On Monday, 15 April 2013 at 17:07:22 UTC, Nick Sabalausky wrote:
On Mon, 15 Apr 2013 18:41:07 +0200
"Idan Arye" <generic...@gmail.com> wrote:

Having D's `switch` be an expression is problematic, since D does not have the convention of blocks-returning-the-value-of-the-last-statement, and since D is statically typed - adding this might cause unwanted implicit conversions.

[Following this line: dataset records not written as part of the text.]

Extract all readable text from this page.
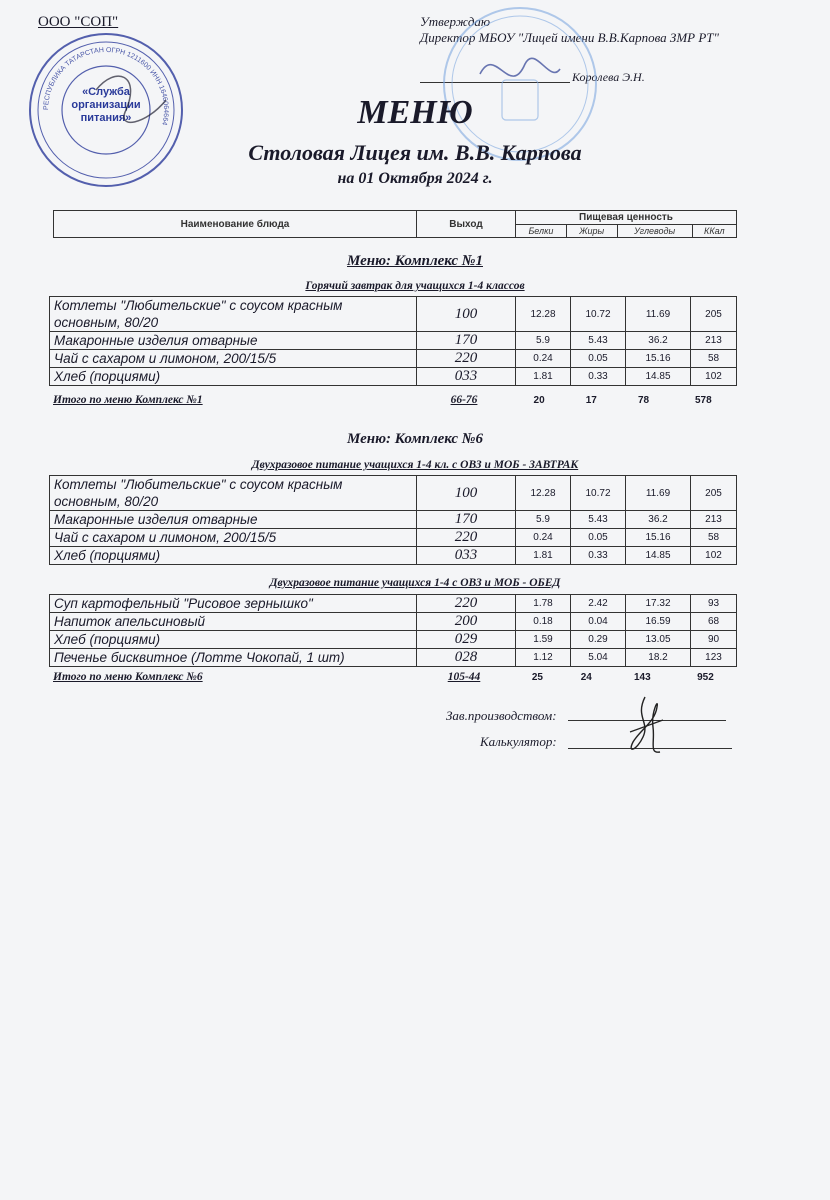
ООО "СОП"
РЕСПУБЛИКА ТАТАРСТАН ОГРН 1211600 ИНН 1646064664
«Служба организации питания»
Утверждаю
Директор МБОУ "Лицей имени В.В.Карпова ЗМР РТ"
Королева Э.Н.
МЕНЮ
Столовая Лицея им. В.В. Карпова
на 01 Октября 2024 г.
Наименование блюда	Выход	Пищевая ценность			
		Белки	Жиры	Углеводы	ККал
Меню: Комплекс №1
Горячий завтрак для учащихся 1-4 классов
Котлеты "Любительские" с соусом красным основным, 80/20	100	12.28	10.72	11.69	205
Макаронные изделия отварные	170	5.9	5.43	36.2	213
Чай с сахаром и лимоном, 200/15/5	220	0.24	0.05	15.16	58
Хлеб (порциями)	033	1.81	0.33	14.85	102
Итого по меню Комплекс №1	66-76	20	17	78	578
Меню: Комплекс №6
Двухразовое питание учащихся 1-4 кл. с ОВЗ и МОБ - ЗАВТРАК
Котлеты "Любительские" с соусом красным основным, 80/20	100	12.28	10.72	11.69	205
Макаронные изделия отварные	170	5.9	5.43	36.2	213
Чай с сахаром и лимоном, 200/15/5	220	0.24	0.05	15.16	58
Хлеб (порциями)	033	1.81	0.33	14.85	102
Двухразовое питание учащихся 1-4 с ОВЗ и МОБ - ОБЕД
Суп картофельный "Рисовое зернышко"	220	1.78	2.42	17.32	93
Напиток апельсиновый	200	0.18	0.04	16.59	68
Хлеб (порциями)	029	1.59	0.29	13.05	90
Печенье бисквитное (Лотте Чокопай, 1 шт)	028	1.12	5.04	18.2	123
Итого по меню Комплекс №6	105-44	25	24	143	952
Зав.производством:
Калькулятор:
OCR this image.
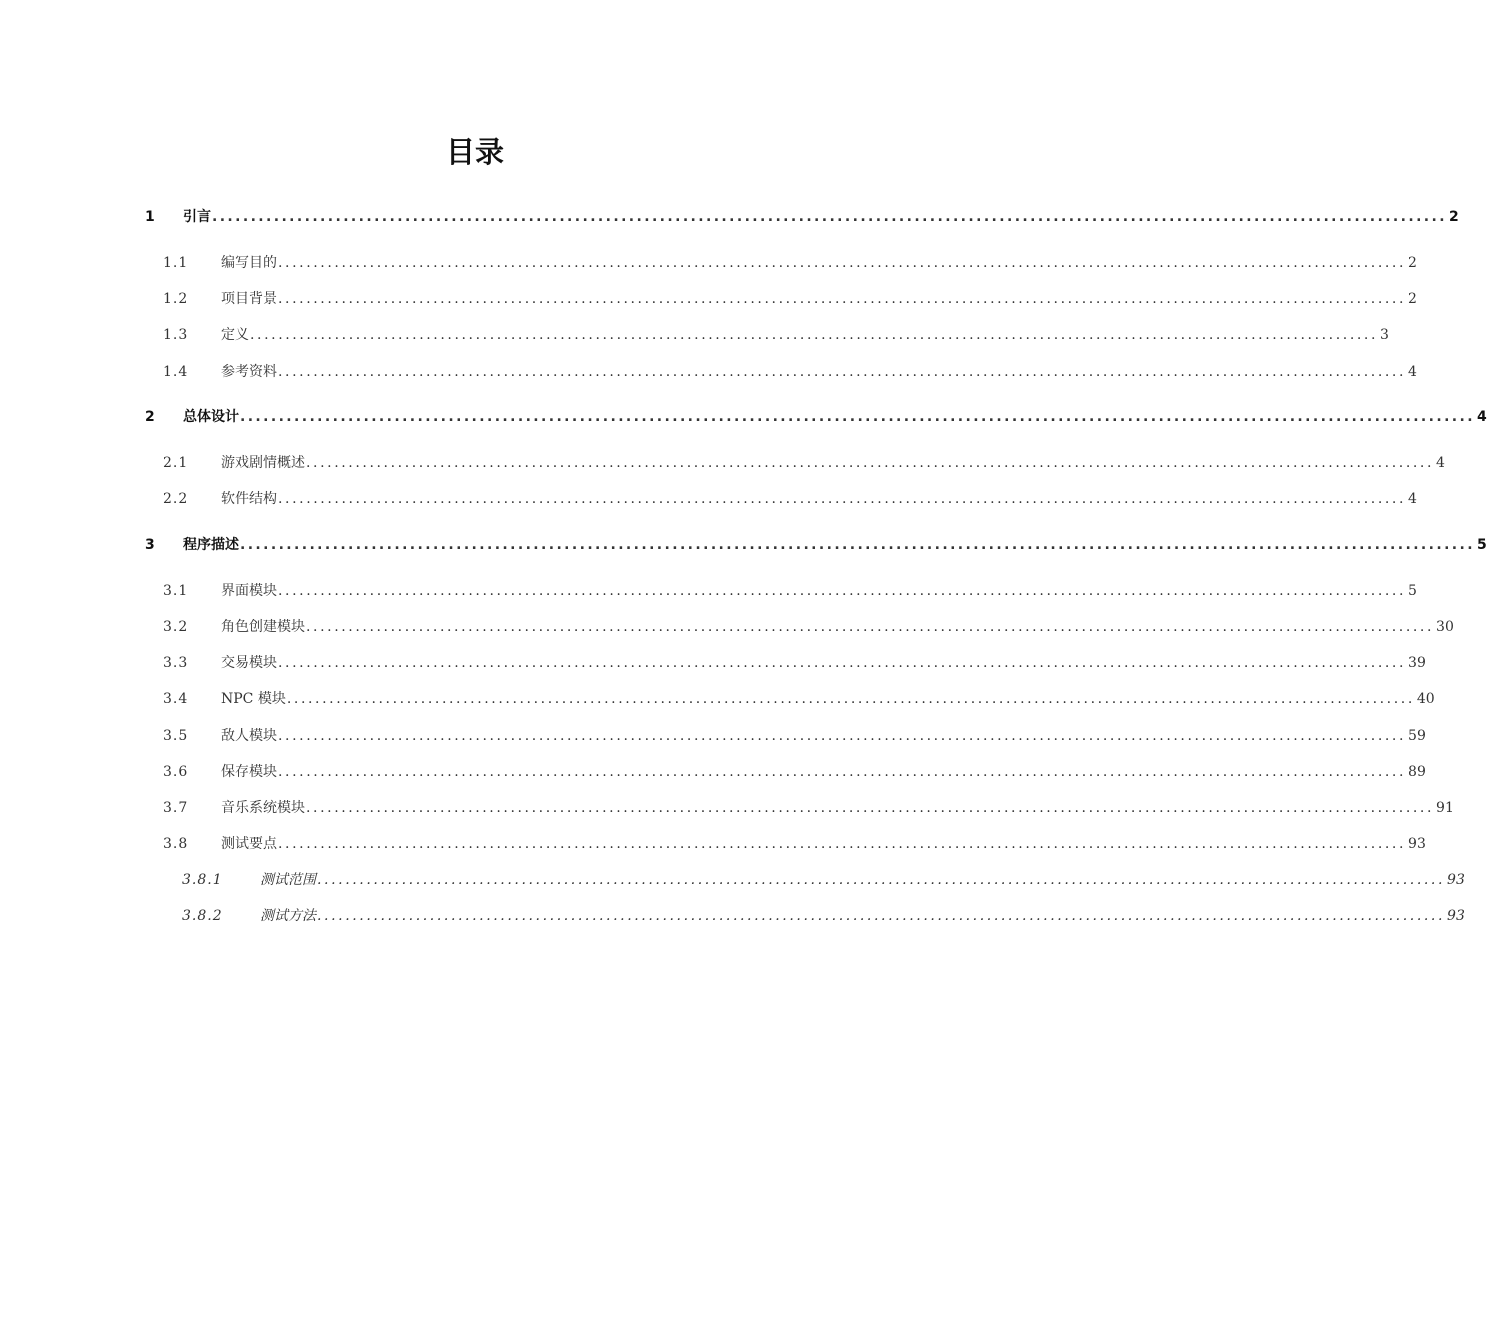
目录
1	引言 ................................................................................................................................................................ 2
1.1	编写目的 ................................................................................................................................................................ 2
1.2	项目背景 ................................................................................................................................................................ 2
1.3	定义 ................................................................................................................................................................ 3
1.4	参考资料 ................................................................................................................................................................ 4
2	总体设计 ................................................................................................................................................................ 4
2.1	游戏剧情概述 ................................................................................................................................................................ 4
2.2	软件结构 ................................................................................................................................................................ 4
3	程序描述 ................................................................................................................................................................ 5
3.1	界面模块 ................................................................................................................................................................ 5
3.2	角色创建模块 ................................................................................................................................................................ 30
3.3	交易模块 ................................................................................................................................................................ 39
3.4	NPC 模块 ................................................................................................................................................................ 40
3.5	敌人模块 ................................................................................................................................................................ 59
3.6	保存模块 ................................................................................................................................................................ 89
3.7	音乐系统模块 ................................................................................................................................................................ 91
3.8	测试要点 ................................................................................................................................................................ 93
3.8.1	测试范围 ................................................................................................................................................................ 93
3.8.2	测试方法 ................................................................................................................................................................ 93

Maybe it could be pulled off with a syntax similar to Scala:
     switch(x){
         case 1 => ...
         case 2 => ...
     }


Wouldn't it be possible to just simply choose between these two forms based on whether the switch is used where an expression is expected
versus where a statement would be accepted?:

switch(cond) {
case 1: [...statements...] break;
...
}

vs

switch(cond) {
case 1: [...expression...];
...
}

Possible? probably. Simply? probably not. `switch` is already a statement, so it will have to be added as an expression, but expressions in D can be used as statements, so it could create an ambiguity in the syntax parser - and those are seldom easy to solve.

The `switch`+`=>` solution should be simpler, since it doesn't create that ambiguity, but syntax additions are never that simple.

`predSwitch`, on the other hand, is dead simple.